Well, we know what they did about it: they included the 45 minute claim. But nowhere do we see an email saying something to the effect of "Good News! I attach a despatch which proves SH has WMDs which could be deployed in less than an hr! Suggest adding to 3rd para and moving to front. ps: shitsticks we could all die".
What we see instead is a series of suggestions from Alastair Campbell's staff on how to change the flavour of the words so that the scarier claims can seem to have as much weight as the factual ones.
Downing Street Press Officer Daniel Pruce notes, for example, that "much of the evidence which we have is largely circumstantial" and wants the document laid out to give it "a very 'official' flavour", i.e. to make it look like a factual report rather than propaganda. The document as it stands is "intelligence lite" - everyone involved knows this - but it doesn't have to look that way. Not if you want to justify the invasion planned for April.
Danny also suggests whacking in some "quotes" from Saddam which show he's "a bad man" with "general hostility" to the West, "even if they are not specific".
Matthew Rycroft, a Downing Street advisor, also has a bright idea: suggesting that Iraq's WMD "will somehow get into the hands of terrorists" (the next comment is blacked out) and that the more funds Saddam has "the more likely he is to buy fissile material etc" ("etc"?) - so making the threat seem more possible. Again, this doesn't come across as something you'd need to do about a claim in which you had confidence.
Finally, Felicity Hatfield, one of Campbell's PRs, writes: "Re: the 'imminent threat' point, that is why TB's foreword sets out 'the case I am making'." (Flicky reckons that if it comes across as Tony's hunch, then it can't be seen to be an outright lie later on.)
Well, to definitively say that our intelligence services have been reduced to another arm of the state PR machine, you'd need an email saying outright "suggest inserting 45min claim even though flase".
Working out which of the extreme scenarios above we're closer to, though, is not so hard. The compilation of the dossier was the work of public relations wonks and press handlers. The ongoing effort is to try and imply something which you don't feel comfortable about saying outright.
Hutton doesn't seem in the least uncomfortable with this - any more than he does with the idea of the Prime Minister having "subconsciously influenced Mr Scarlett and the other members of the Joint Intelligence Committee to make the wording of the dossier somewhat stronger than it would have been if it had been contained in a normal JIC assessment."
Sorry - but isn't this much scarier than some ad-hoc insertions from Number 10? If the intelligence guys routinely know that their day-to-day job is now making the case that the PM wants rather than reporting the facts as they see them, their entire function has moved from security to PR. The wording changes are not as trivial as Hutton appears to think. There is a substantive as well as a rhetorical difference between a "sought" and a "secured", between a "might plan to" and a "has already" between a "possibly" and a " ".

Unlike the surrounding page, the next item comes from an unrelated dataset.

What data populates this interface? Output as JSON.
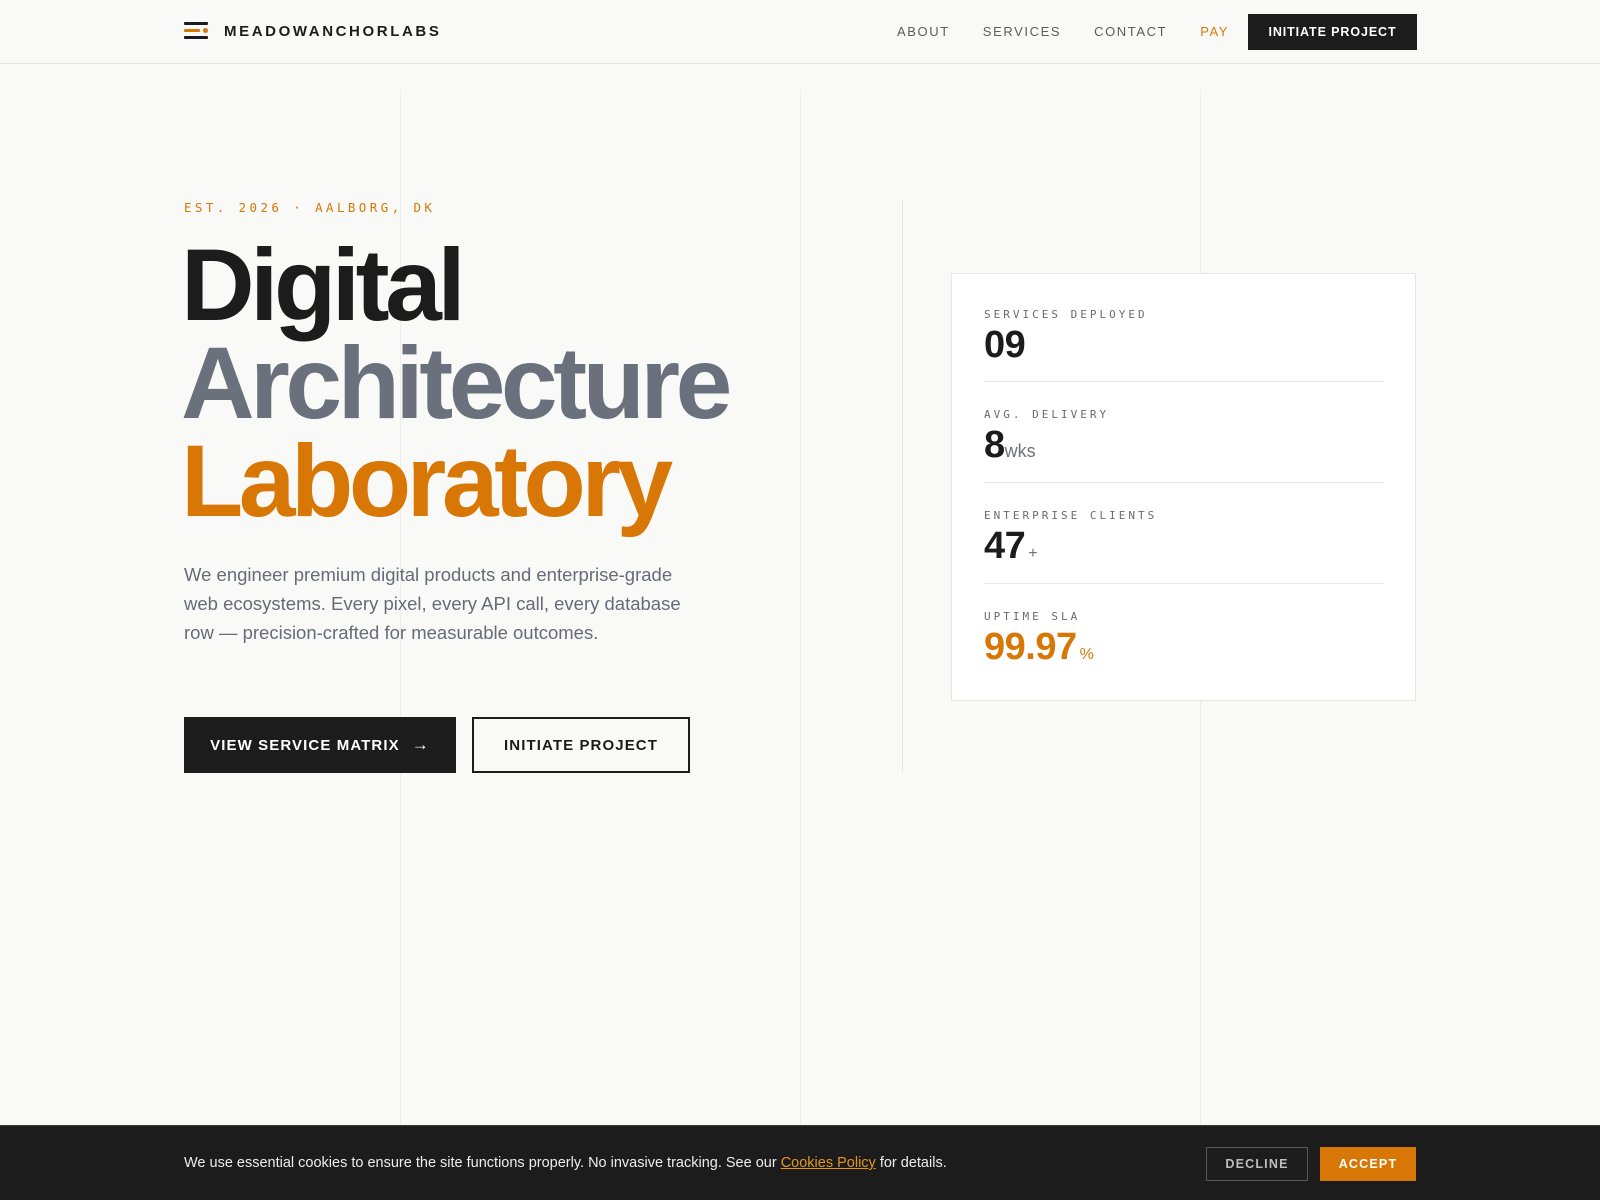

The facts get lost. The truth gets lost.
Either it's a press release which selectively mentions the truth, or it's a report from those we trust. Appendix 13 is the story of an effort to make the latter come across as the former.

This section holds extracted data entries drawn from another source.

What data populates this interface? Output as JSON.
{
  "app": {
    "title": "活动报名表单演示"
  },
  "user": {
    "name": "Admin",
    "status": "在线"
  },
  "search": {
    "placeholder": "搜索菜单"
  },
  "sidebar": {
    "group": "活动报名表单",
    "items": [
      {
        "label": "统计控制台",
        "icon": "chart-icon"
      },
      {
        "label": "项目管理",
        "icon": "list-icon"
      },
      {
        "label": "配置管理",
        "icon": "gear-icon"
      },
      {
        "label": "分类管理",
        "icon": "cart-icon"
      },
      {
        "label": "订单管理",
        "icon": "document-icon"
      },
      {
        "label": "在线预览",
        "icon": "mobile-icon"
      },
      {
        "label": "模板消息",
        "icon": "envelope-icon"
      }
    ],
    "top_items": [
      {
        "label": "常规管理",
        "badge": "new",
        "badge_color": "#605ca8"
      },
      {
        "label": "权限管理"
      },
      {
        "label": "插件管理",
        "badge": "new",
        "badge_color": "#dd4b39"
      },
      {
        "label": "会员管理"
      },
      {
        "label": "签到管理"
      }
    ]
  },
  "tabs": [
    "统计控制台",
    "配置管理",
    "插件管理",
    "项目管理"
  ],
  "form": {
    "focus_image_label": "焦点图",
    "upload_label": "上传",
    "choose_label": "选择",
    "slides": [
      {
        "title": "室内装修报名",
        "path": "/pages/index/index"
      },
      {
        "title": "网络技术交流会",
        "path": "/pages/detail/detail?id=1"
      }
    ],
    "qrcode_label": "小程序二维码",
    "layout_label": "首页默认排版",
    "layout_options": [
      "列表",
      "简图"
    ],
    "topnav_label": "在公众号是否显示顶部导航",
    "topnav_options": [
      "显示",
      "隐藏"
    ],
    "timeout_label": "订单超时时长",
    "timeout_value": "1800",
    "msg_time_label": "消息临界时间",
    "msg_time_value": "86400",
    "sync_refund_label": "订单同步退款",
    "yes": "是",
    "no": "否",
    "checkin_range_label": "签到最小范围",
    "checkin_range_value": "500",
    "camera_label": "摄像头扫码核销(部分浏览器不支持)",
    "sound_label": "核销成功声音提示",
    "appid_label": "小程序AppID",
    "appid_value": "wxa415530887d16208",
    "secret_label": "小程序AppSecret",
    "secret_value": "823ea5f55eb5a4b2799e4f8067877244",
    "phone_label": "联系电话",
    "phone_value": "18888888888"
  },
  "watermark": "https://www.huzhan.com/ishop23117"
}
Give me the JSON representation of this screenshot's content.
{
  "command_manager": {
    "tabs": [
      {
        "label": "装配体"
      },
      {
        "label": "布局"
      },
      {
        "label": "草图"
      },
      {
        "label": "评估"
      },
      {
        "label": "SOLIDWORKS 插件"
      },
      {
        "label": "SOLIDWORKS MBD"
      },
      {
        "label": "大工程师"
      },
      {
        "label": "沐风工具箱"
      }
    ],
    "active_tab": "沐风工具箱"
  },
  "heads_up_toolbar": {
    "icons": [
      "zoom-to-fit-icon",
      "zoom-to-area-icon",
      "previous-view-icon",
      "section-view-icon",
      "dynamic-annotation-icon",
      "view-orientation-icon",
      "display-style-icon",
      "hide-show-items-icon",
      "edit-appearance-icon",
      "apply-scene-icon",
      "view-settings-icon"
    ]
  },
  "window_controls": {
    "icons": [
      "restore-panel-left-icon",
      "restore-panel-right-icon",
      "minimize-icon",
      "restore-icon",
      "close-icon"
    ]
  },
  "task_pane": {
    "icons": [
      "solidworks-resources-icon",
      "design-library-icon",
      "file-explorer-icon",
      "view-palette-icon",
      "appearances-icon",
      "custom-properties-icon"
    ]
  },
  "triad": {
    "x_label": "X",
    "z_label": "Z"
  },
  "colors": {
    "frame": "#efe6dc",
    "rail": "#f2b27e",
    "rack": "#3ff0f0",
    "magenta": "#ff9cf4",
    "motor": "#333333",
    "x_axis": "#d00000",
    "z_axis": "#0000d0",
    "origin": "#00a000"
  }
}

Felicity Hatfield asks a colleague to read over the dossier. Her interest is in whether it's "convincing". This is not the language of someone confident of their claims. But throughout Appendix 13, we see that the purpose of the document is to convince.

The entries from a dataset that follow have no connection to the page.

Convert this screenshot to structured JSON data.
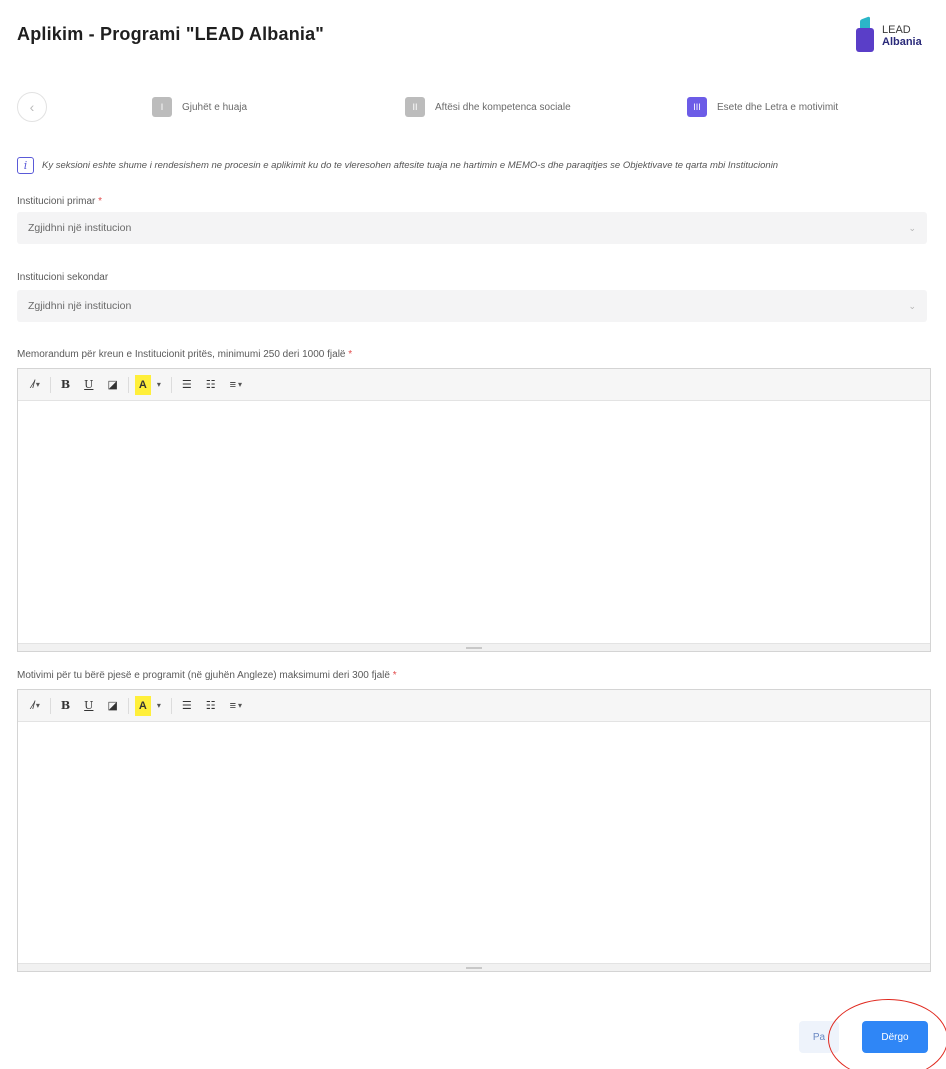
{
  "header": {
    "title": "Aplikim - Programi \"LEAD Albania\"",
    "logo_line1": "LEAD",
    "logo_line2": "Albania"
  },
  "steps": [
    {
      "num": "I",
      "label": "Gjuhët e huaja",
      "active": false
    },
    {
      "num": "II",
      "label": "Aftësi dhe kompetenca sociale",
      "active": false
    },
    {
      "num": "III",
      "label": "Esete dhe Letra e motivimit",
      "active": true
    }
  ],
  "info": {
    "icon": "info-icon",
    "text": "Ky seksioni eshte shume i rendesishem ne procesin e aplikimit ku do te vleresohen aftesite tuaja ne hartimin e MEMO-s dhe paraqitjes se Objektivave te qarta mbi Institucionin"
  },
  "fields": {
    "primary_label": "Institucioni primar",
    "primary_placeholder": "Zgjidhni një institucion",
    "secondary_label": "Institucioni sekondar",
    "secondary_placeholder": "Zgjidhni një institucion",
    "memo_label": "Memorandum për kreun e Institucionit pritës, minimumi 250 deri 1000 fjalë",
    "motivation_label": "Motivimi për tu bërë pjesë e programit (në gjuhën Angleze) maksimumi deri 300 fjalë",
    "required_mark": "*"
  },
  "toolbar": {
    "style_label": "⁄̸",
    "bold": "B",
    "underline": "U",
    "eraser": "⌫",
    "color": "A",
    "caret": "▾"
  },
  "buttons": {
    "prev_label": "Pa",
    "send_label": "Dërgo"
  },
  "colors": {
    "accent": "#6c5ce7",
    "primary_button": "#2f86f6",
    "annotation_circle": "#e0281e"
  }
}
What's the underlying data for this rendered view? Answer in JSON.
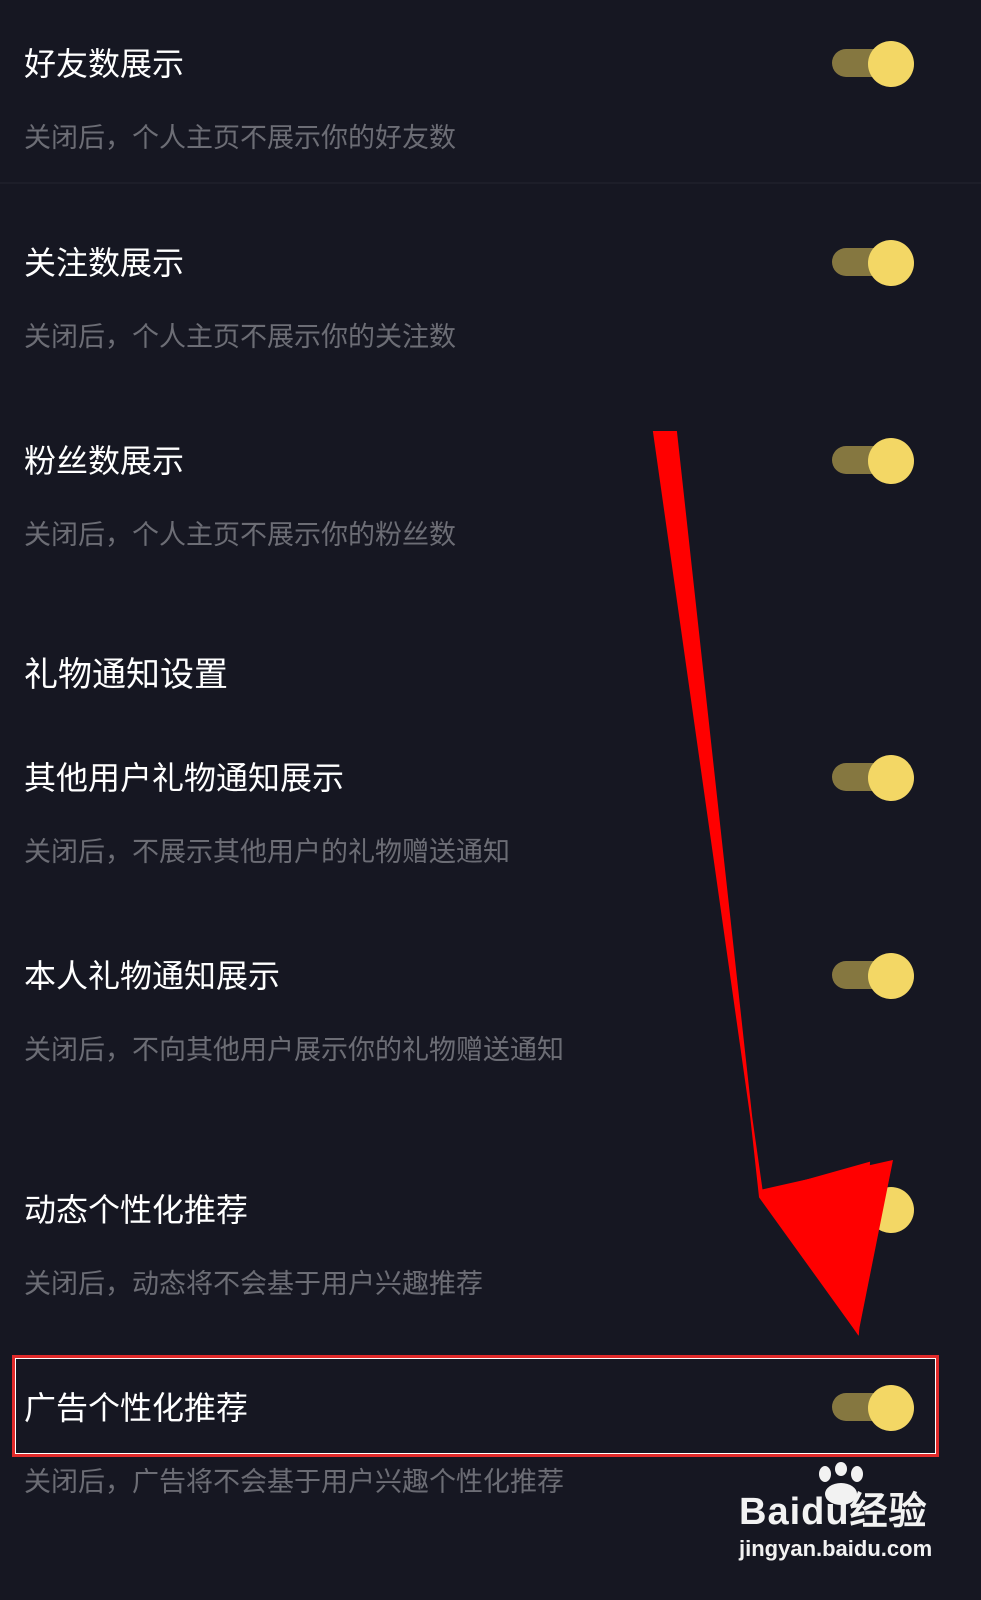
{
  "settings": [
    {
      "title": "好友数展示",
      "desc": "关闭后，个人主页不展示你的好友数",
      "enabled": true
    },
    {
      "title": "关注数展示",
      "desc": "关闭后，个人主页不展示你的关注数",
      "enabled": true
    },
    {
      "title": "粉丝数展示",
      "desc": "关闭后，个人主页不展示你的粉丝数",
      "enabled": true
    }
  ],
  "gift_section": {
    "title": "礼物通知设置",
    "items": [
      {
        "title": "其他用户礼物通知展示",
        "desc": "关闭后，不展示其他用户的礼物赠送通知",
        "enabled": true
      },
      {
        "title": "本人礼物通知展示",
        "desc": "关闭后，不向其他用户展示你的礼物赠送通知",
        "enabled": true
      }
    ]
  },
  "recommend": [
    {
      "title": "动态个性化推荐",
      "desc": "关闭后，动态将不会基于用户兴趣推荐",
      "enabled": true
    },
    {
      "title": "广告个性化推荐",
      "desc": "关闭后，广告将不会基于用户兴趣个性化推荐",
      "enabled": true
    }
  ],
  "colors": {
    "background": "#161722",
    "toggle_track": "#857740",
    "toggle_knob": "#f3d765",
    "annotation": "#ff0000"
  },
  "watermark": {
    "logo": "Baidu经验",
    "url": "jingyan.baidu.com"
  }
}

And what's most important is this: if you're spending so much time trying to justify a policy, that means that the policy needs defending. If you're flapping between a bunch of ways to justify it, that means that you've already decided to do it and just need to make it seem worthwhile.
So: there was a prior reason, not in the dossier, which is why we invaded Iraq. What is it? Tell us.
It's a question worthy of Inquiry.
1 This is especially relevant given the suspicions of Brian Jones of the Defence Intelligence Staff who suspected that any putative source for the 45 minute claim may have have been "trying to influence rather than inform" -- i.e. that they were anti-Saddam scaremongering and not to be treated seriously.